In the letter (available here), 19 highly respected scientists who conduct research on Amazon forests, climate, and/or fire refute claims that there is no link between drought (one of the possible impacts of global warming in this region) and Amazon dieback.  This “controversy” arose because the IPCC cited a study by the World Wildlife Fund (WWF) instead of a peer reviewed journal as is common practice by the IPCC.  And a recent study from researchers at Boston University claims to “debunk myths about vulnerability of Amazon rainforests to drought” (as you can see here by the coverage). 

But as it turns out the WWF study was merely a collection of a large body of peer reviewed articles and as these leading scientists conclude: 

the statement made by the IPCC about the sensitivity of Amazon forests [to] drought was consistent with our knowledge at that time, and has been reinforced by new studies.

In response to the Boston University study that supposedly “debunked” the “myth” of Amazon dieback due to drought their response was:

"First, there is no myth.  Rather, there are multiple, consistent lines of evidence from ground-based studies published in the peer-reviewed literature that Amazon forests are, indeed, very susceptible to drought stress. Second, nothing is debunked by the new study."

So why do we care about this potential dieback of the Amazon rainforest?  The Amazon Basin’s trees hold carbon stocks equivalent to more than a decade of global fossil fuel emissions.  The forest also releases enough water to the atmosphere via evapotranspiration and to the ocean via river outflow to influence world climate and ocean circulation systems.  So if you are trying to reduce global warming pollution and minimize the impacts from global warming, the last thing you want to do is create conditions that lead to a huge increase in emissions (massive Amazon dieback) and that could exacerbate one of the possible impacts of global warming (changes in ocean circulation).

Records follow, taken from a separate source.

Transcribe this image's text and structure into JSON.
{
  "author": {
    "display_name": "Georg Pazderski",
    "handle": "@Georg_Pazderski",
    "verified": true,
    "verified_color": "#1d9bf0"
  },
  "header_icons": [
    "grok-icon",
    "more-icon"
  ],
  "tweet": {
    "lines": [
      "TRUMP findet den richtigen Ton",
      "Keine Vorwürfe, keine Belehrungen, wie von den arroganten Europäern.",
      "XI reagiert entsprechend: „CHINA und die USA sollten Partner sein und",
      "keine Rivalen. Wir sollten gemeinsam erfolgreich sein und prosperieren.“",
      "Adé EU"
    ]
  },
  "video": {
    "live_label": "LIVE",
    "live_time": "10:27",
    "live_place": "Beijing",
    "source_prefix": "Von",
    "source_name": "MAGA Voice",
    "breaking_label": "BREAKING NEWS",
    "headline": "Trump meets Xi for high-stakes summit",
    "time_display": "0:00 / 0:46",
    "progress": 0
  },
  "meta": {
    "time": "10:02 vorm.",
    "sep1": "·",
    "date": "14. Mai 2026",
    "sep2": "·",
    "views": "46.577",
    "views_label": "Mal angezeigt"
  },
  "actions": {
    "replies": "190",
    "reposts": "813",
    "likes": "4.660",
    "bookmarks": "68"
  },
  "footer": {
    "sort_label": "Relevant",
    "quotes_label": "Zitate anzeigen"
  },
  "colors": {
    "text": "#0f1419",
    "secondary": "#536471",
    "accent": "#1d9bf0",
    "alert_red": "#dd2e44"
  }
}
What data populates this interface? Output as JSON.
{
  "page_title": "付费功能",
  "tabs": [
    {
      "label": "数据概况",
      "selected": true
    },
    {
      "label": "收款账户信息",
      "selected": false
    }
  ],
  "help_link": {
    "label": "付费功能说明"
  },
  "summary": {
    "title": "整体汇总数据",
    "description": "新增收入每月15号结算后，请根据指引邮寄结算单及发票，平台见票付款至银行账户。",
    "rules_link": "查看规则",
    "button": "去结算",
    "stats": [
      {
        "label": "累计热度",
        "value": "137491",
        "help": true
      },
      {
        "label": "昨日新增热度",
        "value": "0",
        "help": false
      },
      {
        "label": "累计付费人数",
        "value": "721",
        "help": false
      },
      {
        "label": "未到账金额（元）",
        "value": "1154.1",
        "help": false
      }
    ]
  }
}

So what is the connection between this huge carbon stock, rainfall, fires, and global warming?  As this post on RealClimate from a forest scientist highlights: “The evidence for the possibility of a major die-back of the Amazon rainforest is due to two factors:

  1. That climate change induced decreases in rainfall in the dry season occur, and
  2. The trees cannot tolerate these reductions in rainfall.

As the 19 scientists point the link can be as follows:

“Reductions in rainfall can affect Amazon forests by increasing tree mortality, but also by increasing their susceptibility to fire.  The initial fire kills trees, increasing the likelihood of subsequent fires for years afterwards in a vicious positive feedback loop.”

As the RealClimate post points out there is some uncertainty about whether rainfall will be reduced in the Amazon due to global warming, but several peer-reviewed studies have shown that this is a real possibility. 

So the Amazon rainforests aren’t totally “out of the woods” or guaranteed to “go up in smoke”, but they are still very susceptible to dieback due to global warming as these respected scientists highlighted.

I for one would rather not risk losing an area of rainforest larger than the continental U.S. because some ill-cited peer reviewed studies or new study raised some uncertainty.  As my colleague has pointed out (here and here) there are plenty of facts on-the-ground that point us clearly towards the need to reduce our global warming pollution.  The Amazon and the planet aren’t worth such a risky bet.